"Taking the Broadway car, me and my liver—my liver is my worst enemy; terrible things, livers; is life really worth the liver?—I sat down and paid my fare to a burly ruffian in a grimy uniform.

"Some day I shall tell you about my adventure with a car. Dear Lord, what an adventure it was!

"Ah, the bitter-sweet days! the long-ago days when we were young and trolleyed.

"But let me tell you how Paderewski played!

"After I reached my seat 4000 women cheered. I was the only man in the house; but being modest, I stood the strain as long as I could, and then—why, Paderewski was bowing, and I forgot all about the women and their enthusiasm at the sight of me.

"Fancy a slender-hipped orchidaceous person, an epicene youth with Botticellian hair and a Nietzsche walk. Fancy ten fluted figures and then—oh, you didn't care what he was playing—indeed, I mislaid my program—and then it was time to go home.

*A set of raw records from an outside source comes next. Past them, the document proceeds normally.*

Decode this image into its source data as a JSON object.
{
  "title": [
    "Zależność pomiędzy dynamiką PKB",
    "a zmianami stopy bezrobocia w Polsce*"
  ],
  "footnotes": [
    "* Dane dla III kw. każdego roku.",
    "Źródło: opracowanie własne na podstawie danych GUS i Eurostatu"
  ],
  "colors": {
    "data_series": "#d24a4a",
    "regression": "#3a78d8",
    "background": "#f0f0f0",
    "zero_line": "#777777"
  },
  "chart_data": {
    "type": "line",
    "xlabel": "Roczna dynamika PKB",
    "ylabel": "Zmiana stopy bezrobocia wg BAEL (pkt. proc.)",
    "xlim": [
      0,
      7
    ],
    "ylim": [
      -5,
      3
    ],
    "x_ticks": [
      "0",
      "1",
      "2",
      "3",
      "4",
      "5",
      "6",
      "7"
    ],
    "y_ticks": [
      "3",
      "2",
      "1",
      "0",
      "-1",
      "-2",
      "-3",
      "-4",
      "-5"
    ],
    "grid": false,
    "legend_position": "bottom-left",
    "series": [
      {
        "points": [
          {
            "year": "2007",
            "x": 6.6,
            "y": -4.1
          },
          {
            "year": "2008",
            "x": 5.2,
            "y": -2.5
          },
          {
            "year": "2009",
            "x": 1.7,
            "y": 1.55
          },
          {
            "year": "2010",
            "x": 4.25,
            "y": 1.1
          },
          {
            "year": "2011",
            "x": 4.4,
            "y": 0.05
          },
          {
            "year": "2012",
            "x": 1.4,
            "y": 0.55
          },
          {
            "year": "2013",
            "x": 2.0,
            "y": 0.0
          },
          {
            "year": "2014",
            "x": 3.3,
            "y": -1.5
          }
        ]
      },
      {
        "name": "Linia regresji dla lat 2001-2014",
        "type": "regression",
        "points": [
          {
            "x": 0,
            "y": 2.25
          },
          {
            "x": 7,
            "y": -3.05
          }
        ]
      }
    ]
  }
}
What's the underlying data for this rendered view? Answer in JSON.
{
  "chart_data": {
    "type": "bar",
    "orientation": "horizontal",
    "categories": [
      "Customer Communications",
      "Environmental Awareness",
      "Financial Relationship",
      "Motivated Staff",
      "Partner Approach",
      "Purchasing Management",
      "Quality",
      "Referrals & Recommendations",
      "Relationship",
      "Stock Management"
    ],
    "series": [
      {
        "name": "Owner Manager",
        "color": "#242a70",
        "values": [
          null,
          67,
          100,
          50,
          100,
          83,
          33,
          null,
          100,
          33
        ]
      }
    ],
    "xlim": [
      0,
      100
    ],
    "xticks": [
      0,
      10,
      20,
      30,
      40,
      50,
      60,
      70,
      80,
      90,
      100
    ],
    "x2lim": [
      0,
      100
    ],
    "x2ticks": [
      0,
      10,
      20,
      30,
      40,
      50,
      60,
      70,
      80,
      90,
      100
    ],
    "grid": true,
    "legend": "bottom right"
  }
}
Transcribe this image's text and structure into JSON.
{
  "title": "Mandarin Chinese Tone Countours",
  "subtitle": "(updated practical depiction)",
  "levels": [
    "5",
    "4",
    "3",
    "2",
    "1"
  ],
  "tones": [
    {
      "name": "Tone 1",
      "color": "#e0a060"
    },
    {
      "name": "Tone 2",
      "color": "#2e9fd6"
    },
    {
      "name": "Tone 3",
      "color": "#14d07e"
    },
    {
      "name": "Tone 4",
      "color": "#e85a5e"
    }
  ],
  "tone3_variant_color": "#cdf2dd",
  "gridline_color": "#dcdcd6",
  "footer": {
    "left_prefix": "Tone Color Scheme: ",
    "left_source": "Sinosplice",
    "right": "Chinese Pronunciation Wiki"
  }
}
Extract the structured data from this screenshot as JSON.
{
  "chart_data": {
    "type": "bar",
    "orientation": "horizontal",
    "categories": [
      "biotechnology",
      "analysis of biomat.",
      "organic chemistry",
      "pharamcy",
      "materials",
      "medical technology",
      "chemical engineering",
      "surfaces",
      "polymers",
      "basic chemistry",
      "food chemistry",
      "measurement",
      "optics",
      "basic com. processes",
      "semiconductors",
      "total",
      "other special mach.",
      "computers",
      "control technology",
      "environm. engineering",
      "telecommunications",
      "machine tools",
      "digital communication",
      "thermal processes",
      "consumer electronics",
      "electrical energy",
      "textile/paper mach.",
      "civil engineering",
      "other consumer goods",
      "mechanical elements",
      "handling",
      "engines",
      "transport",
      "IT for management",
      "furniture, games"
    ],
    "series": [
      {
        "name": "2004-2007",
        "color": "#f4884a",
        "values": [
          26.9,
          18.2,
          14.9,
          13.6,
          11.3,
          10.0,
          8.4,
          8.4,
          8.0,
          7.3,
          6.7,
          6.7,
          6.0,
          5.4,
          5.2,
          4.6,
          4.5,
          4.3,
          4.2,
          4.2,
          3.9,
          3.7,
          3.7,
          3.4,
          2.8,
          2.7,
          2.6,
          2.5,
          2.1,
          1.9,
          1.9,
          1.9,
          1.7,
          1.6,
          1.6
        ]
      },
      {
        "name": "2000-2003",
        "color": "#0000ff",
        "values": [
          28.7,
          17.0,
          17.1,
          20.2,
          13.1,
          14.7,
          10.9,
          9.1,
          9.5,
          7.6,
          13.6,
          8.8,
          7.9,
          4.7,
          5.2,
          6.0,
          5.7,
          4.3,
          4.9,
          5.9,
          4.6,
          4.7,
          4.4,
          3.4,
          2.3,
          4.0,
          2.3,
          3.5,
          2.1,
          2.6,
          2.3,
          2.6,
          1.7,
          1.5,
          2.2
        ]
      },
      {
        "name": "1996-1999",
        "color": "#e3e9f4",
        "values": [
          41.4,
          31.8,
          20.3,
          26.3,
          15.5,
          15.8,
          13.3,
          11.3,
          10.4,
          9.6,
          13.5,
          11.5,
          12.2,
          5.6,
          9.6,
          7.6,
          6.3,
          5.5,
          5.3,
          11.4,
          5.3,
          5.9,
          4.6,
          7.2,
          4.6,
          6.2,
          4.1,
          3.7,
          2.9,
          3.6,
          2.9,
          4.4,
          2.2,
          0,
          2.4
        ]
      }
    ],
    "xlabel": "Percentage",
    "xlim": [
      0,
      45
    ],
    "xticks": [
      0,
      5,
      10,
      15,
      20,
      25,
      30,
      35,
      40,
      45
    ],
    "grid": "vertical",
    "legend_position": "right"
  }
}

"Some day I shall give you my impressions of the Paderewskian technique, but today is a golden day, the violets are smiling, because God gave them perfume; a lissome lass is in the foreground; why should I bother about piano, Paderewski, or technique?

"Dear Lord, dear Lord—!"

Mr. Quelson looked interrogatively at the committee when the doctor finished.